Originally Posted by AlexanderHanff
Actually it is nothing to do with RIPA as RIPA covers interception. the regulations which cover recording phone calls are DPA not RIPA and DPA does not include organisations/companies or public authorities, only individuals. I did my home work on this before recording the call.
Ofcom's consumer advice indicates it is covered by RIPA http://www.ofcom.org.uk/static/archi...qs/prvfaq3.htm
Here's a quote about Ian Blair's recordings from http://www.out-law.com/page-6730
According to Fiona Caskey, an Associate with Pinsent Masons, the law firm behind OUT-LAW.COM, since Lord Goldsmith was not aware that the conversation was being recorded it is possible that the recording was unlawful under RIPA and in breach of the first principle of the DPA.

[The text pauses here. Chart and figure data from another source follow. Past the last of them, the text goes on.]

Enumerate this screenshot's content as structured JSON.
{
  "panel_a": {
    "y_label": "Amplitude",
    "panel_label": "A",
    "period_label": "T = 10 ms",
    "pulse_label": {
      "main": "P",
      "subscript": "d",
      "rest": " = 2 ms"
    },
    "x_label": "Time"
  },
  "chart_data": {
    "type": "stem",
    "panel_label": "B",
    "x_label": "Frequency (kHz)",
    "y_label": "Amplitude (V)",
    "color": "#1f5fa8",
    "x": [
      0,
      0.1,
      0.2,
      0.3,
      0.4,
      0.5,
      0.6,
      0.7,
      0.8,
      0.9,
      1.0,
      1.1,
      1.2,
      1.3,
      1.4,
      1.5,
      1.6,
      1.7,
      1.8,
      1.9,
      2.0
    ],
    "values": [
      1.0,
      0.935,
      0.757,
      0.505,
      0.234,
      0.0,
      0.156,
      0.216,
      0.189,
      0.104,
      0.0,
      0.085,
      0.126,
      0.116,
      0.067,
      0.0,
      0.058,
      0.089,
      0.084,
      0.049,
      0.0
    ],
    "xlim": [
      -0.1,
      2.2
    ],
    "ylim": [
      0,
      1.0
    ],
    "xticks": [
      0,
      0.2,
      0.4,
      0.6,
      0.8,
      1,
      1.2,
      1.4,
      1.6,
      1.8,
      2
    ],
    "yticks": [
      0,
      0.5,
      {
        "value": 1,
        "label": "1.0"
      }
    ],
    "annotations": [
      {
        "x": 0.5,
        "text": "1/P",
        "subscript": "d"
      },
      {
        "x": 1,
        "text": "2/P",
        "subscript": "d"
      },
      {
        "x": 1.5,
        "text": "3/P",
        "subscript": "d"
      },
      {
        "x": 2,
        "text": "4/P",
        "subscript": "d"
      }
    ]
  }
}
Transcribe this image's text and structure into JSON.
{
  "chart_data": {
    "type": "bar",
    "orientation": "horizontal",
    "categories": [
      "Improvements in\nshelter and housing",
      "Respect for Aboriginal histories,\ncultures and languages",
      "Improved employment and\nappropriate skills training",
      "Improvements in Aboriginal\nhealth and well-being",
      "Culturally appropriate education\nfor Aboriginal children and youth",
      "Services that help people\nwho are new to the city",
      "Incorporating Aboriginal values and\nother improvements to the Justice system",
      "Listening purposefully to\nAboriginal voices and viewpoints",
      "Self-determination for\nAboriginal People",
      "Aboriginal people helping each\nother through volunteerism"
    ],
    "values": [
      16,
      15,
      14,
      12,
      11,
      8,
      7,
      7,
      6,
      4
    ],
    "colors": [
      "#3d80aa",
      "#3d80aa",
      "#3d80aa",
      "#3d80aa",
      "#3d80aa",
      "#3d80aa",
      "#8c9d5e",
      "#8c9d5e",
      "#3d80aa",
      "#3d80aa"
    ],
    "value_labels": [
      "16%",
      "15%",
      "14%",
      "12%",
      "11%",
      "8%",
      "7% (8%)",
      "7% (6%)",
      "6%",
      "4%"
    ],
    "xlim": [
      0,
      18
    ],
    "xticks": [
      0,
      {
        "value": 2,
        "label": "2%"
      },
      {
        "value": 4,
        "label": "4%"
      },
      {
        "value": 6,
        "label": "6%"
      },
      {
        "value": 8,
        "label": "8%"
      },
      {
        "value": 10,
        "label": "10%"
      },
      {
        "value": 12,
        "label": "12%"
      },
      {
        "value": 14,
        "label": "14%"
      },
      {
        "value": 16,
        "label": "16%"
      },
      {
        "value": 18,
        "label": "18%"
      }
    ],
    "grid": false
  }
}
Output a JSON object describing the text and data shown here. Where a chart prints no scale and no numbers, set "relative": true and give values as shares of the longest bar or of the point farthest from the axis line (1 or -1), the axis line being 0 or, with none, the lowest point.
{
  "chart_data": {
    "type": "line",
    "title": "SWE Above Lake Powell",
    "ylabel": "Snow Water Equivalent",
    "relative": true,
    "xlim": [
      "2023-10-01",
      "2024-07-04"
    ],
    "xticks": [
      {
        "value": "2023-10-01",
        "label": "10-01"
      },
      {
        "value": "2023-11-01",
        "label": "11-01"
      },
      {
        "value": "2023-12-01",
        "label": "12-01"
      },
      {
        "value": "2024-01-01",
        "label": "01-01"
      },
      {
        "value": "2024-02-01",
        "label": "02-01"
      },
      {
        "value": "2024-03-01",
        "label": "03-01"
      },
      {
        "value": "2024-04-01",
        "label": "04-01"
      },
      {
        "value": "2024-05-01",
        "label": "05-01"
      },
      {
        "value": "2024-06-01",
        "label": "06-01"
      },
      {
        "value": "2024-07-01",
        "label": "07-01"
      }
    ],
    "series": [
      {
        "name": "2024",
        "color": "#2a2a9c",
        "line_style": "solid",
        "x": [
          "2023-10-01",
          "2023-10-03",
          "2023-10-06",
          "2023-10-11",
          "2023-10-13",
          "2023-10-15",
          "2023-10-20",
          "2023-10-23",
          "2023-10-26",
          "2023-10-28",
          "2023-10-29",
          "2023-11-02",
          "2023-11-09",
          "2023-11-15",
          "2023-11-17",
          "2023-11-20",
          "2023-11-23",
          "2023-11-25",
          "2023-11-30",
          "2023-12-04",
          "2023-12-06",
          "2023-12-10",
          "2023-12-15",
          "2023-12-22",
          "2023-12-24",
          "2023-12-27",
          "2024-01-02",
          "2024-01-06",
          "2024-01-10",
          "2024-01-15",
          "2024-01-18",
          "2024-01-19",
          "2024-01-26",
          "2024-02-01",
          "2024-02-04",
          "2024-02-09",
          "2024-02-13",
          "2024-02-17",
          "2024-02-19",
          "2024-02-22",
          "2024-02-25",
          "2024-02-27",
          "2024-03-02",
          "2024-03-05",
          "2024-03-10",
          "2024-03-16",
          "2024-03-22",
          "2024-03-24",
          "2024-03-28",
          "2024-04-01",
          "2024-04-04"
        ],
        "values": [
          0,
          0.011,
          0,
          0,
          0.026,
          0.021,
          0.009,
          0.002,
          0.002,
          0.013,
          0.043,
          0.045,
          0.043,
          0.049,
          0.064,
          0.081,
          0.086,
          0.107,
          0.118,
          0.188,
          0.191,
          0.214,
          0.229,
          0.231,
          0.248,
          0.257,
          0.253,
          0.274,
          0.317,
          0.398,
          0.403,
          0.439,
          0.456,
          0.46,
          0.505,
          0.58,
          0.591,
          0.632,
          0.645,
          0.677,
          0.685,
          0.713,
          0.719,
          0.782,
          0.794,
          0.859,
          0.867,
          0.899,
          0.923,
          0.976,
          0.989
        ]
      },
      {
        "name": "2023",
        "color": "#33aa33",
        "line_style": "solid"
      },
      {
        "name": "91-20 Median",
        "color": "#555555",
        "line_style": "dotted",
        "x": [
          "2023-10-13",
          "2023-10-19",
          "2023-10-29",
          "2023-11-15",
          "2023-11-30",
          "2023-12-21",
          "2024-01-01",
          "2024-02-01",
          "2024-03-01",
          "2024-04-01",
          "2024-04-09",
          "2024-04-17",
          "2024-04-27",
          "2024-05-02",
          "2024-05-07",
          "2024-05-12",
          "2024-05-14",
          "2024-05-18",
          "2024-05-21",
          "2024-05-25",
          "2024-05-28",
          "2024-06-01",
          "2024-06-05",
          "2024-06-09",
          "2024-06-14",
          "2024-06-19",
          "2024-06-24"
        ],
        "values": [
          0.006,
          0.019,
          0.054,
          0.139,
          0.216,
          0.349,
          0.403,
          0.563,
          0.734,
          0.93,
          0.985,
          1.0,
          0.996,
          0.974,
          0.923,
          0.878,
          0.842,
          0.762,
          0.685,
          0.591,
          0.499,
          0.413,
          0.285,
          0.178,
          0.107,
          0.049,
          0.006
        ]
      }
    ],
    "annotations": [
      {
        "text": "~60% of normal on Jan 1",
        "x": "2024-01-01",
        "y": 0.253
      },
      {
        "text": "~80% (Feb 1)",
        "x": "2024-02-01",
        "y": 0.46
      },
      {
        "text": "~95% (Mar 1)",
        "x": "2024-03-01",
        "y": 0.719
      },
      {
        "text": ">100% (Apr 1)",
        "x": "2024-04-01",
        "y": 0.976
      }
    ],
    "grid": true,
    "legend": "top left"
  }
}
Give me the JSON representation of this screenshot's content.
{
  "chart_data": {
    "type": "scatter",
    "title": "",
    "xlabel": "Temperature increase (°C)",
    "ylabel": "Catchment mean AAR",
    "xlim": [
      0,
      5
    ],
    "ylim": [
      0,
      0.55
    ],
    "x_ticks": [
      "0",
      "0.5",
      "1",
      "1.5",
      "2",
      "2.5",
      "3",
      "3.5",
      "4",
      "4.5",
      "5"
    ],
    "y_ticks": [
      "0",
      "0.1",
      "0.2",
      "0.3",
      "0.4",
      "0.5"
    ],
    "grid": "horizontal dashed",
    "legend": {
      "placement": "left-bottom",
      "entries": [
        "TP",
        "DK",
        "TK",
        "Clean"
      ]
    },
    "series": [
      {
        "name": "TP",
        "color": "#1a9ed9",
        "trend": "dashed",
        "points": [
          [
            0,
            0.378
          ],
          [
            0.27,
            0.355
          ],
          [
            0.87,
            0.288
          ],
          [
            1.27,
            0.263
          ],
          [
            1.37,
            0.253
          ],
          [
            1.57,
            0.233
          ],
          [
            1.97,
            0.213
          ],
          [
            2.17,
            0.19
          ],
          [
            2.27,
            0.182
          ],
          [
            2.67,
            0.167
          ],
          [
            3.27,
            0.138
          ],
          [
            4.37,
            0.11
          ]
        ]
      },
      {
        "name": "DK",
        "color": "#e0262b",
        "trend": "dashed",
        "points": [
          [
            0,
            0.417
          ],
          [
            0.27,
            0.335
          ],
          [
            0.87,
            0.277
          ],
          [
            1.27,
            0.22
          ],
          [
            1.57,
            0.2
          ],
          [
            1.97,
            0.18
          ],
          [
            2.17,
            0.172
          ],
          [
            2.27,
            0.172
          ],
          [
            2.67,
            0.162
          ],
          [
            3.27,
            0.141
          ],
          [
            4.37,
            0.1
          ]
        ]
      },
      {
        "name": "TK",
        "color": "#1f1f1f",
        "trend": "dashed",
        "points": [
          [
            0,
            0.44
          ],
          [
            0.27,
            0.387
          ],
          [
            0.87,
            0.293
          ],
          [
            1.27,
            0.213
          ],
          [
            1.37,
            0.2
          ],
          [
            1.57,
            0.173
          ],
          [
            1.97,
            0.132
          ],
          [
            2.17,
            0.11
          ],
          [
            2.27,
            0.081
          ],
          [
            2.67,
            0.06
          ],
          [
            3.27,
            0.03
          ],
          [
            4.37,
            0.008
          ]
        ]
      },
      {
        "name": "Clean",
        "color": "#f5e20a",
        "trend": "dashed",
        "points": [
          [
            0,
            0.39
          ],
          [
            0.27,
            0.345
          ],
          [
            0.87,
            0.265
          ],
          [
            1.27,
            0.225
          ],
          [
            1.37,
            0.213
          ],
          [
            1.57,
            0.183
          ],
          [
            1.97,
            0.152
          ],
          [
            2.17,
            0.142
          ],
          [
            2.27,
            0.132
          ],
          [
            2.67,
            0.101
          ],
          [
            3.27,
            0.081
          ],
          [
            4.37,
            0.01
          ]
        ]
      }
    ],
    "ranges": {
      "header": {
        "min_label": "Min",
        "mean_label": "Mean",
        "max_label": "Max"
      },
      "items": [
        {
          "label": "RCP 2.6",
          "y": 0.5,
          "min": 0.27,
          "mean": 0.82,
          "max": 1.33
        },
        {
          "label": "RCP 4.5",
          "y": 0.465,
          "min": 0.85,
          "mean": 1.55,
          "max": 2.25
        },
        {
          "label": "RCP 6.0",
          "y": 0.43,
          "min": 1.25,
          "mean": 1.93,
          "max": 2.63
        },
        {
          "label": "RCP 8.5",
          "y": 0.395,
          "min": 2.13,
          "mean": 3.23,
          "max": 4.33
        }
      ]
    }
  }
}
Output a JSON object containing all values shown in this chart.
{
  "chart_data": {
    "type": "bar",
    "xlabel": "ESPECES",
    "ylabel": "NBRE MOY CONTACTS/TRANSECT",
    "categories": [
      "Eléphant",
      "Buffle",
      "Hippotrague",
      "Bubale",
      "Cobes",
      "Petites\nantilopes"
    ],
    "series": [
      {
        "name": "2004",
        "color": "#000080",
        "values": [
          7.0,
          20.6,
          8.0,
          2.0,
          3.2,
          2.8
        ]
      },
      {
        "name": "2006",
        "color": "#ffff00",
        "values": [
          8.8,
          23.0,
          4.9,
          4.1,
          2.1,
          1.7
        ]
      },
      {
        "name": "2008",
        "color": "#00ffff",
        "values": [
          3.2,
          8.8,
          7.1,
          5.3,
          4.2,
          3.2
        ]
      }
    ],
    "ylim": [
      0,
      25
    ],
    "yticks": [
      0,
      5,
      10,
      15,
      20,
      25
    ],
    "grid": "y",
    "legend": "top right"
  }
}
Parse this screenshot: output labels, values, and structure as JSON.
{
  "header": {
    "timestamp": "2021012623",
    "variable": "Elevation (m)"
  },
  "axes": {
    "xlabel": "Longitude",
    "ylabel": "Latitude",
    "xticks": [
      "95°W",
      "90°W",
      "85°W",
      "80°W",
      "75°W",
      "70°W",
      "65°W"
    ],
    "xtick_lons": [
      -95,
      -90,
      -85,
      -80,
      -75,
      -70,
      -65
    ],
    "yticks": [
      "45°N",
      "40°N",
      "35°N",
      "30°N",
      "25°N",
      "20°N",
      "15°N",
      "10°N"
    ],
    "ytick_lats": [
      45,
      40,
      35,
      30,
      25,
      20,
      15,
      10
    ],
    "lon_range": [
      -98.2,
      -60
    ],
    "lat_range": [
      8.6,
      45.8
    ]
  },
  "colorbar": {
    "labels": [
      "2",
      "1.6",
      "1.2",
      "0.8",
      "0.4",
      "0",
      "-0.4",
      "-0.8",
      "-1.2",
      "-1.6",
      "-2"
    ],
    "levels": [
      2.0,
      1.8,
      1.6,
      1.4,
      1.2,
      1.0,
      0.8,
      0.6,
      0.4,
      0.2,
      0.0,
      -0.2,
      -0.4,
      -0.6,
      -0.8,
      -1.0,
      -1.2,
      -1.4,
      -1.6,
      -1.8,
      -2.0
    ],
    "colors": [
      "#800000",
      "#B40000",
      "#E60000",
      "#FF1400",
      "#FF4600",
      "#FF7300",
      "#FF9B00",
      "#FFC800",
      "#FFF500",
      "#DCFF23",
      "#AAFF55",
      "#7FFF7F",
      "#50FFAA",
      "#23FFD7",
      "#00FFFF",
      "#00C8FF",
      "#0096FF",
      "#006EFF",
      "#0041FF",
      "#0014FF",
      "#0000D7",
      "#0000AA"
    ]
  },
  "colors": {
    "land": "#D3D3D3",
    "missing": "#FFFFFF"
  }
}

“The definition of intercepting a communication under section 2 (8) of RIPA is broad enough to cover recording a telephone conversation so as to make it available subsequently.
For the purposes of this section the cases in which any contents of a communication are to be taken to be made available to a person while being transmitted shall include any case in which any of the contents of the communication, while being transmitted, are diverted or recorded so as to be available to a person subsequently.
Anyway, I note according to http://security.homeoffice.gov.uk/ripa/about-ripa/
RIPA also covers "access to electronic data protected by encryption or passwords" - Presumably one good reason why Phorm will not be profiling sites using HTTP Basic access authentication.
EDIT: Ah, having just glanced though the ACT I see it is only regards compelling the disclosure of Passwords.
Yet here http://www.telegraph.co.uk/news/2559...-internet.html
a Phorm spokesman is quoted as saying
"There are many things that consumers take for granted that rely on cookies, for example passwords to enter certain sites, or even that when you go to Amazon you don't have to sign in and that the site remembers your address.
"Turning cookies off makes using the internet a more frustrating experience."